Metformin is a potent inhibitor of endometrial cancer cell proliferation--implications for a novel treatment strategy

Abstract

Objectives: Obesity and diabetes are strong risk factors that drive the development of type I endometrial cancers. Recent epidemiological evidence suggests that metformin may lower cancer risk and reduce rates of cancer deaths among diabetic patients. In order to better understand metformin's anti-tumorigenic potential, our goal was to assess the effect of metformin on proliferation and expression of key targets of metformin cell signaling in endometrial cancer cell lines.

Methods: The endometrial cancer cell lines, ECC-1 and Ishikawa, were used. Cell proliferation was assessed after exposure to metformin. Cell cycle progression was evaluated by flow cytometry. Apoptosis was assessed by ELISA for caspase-3 activity. hTERT expression was determined by real-time RT-PCR. Western immunoblotting was performed to determine the expression of the downstream targets of metformin.

Results: Metformin potently inhibited growth in a dose-dependent manner in both cell lines (IC(50) of 1 mM). Treatment with metformin resulted in G1 arrest, induction of apoptosis and decreased hTERT expression. Western immunoblot analysis demonstrated that metformin induced phosphorylation of AMPK, its immediate downstream mediator, within 24 h of exposure. In parallel, treatment with metformin decreased phosphorylation of S6 protein, a key target of the mTOR pathway.

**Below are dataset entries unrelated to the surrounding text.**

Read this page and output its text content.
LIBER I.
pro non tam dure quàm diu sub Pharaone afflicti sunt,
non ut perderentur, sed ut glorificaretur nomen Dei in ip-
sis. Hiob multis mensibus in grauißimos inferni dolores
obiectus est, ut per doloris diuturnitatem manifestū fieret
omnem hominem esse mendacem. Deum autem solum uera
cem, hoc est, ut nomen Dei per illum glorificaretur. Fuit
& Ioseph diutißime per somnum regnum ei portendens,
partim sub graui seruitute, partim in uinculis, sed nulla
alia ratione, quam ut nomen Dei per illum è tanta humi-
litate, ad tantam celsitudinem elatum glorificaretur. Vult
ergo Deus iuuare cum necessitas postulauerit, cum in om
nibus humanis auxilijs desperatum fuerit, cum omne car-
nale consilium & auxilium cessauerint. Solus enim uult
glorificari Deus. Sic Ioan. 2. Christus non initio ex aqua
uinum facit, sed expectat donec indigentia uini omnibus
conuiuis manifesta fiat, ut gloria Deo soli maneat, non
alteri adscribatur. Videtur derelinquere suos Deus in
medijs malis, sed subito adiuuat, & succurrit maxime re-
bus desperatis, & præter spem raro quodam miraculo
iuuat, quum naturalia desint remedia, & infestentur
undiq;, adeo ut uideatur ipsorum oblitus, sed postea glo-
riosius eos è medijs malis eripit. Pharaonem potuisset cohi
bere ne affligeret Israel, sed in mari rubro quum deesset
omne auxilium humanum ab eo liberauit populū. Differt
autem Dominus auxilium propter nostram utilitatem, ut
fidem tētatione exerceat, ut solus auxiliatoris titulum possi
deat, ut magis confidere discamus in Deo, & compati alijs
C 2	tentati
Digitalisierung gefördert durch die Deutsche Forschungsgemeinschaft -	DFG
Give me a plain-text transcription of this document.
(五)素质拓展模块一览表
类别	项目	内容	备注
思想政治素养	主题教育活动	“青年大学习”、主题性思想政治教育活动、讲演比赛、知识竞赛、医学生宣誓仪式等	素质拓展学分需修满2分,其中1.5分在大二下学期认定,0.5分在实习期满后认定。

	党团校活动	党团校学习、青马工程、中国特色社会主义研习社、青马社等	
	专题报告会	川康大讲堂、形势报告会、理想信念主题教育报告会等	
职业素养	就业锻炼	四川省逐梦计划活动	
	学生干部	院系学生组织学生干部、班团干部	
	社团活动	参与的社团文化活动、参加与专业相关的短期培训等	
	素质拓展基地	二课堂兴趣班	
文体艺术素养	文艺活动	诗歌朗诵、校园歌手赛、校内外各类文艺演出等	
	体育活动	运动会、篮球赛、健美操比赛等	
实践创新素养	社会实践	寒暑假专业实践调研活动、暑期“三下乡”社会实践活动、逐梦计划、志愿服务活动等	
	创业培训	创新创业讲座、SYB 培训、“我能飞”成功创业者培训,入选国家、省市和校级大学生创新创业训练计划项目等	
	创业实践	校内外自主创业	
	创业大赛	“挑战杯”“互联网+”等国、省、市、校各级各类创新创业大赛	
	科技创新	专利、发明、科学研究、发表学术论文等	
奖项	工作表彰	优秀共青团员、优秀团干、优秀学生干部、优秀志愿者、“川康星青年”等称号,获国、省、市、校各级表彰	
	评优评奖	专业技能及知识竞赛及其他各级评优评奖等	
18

Conclusions: We find that metformin is a potent inhibitor of cell proliferation in endometrial cancer cell lines. This effect is partially mediated through AMPK activation and subsequent inhibition of the mTOR pathway. This work should provide the scientific foundation for future investigation of metformin as a strategy for endometrial cancer prevention and treatment.

Figure 1

Effect of metformin on proliferation of endometrial carcinoma cells. Ishikawa and ECC-1 cells were cultured in the presence of varying concentrations of metformin for 72 hours. Relative growth of cells were determined by MTT. The results are shown as the mean ± SE of triplicate samples and are representative of three independent experiments. (* indicates statistically significant difference)

Figure 2

Metformin inhibited cell cycle progression by arrest in G1 phase. The endometrial cancer cell lines, ECC-1 (A) and Ishikawa (B), were starved overnight and then stimulated with 15% serum and metformin at the noted concentrations for 36 hours. Cell cycle analysis was performed by flow cytometry. Results shown are representative of two independent experiments. (* indicates statistically significant difference)

Figure 3

Metformin induced apoptosis but only at high concentrations. The endometrial cancer cell lines (A) ECC-1 and (B) Ishikawa were grown for 24 hours and then treated with metformin at the indicated concentrations for an additional 24 hours. Apoptosis was assessed using an antibody to caspase-3. The results are shown as the mean +/- SD and are representative of two independent experiments. (* indicates statistically significant difference)

Figure 4

Metformin decreased hTERT mRNA expression in a dose-dependent manner in the (A) ECC-1 and (B) Ishikawa cell lines. Both cell lines were cultured for 24 hours and then treated with the indicated concentrations of metformin for an additional 24 hours. hTERT expression was determined by real-time RT-PCR. The results are shown as the mean ± SE of two independent experiments. (* indicates statistically significant difference)

Figure 5

In both endometrial cancer cell Lines ECC-1 (A & C) and Ishikawa (B & D), metformin increased phosphorylation of AMPK and decreased phosphorylation of S6 in a dose-dependent manner within 16 hours of exposure as determined by Western immunoblotting. Little effect was seen on total AMPK (Pan-AMPK) or total S6 (Pan-S6). Both cell lines expressed wild-type PTEN (E).

Figure 6

Interaction between the metformin and mTOR pathways.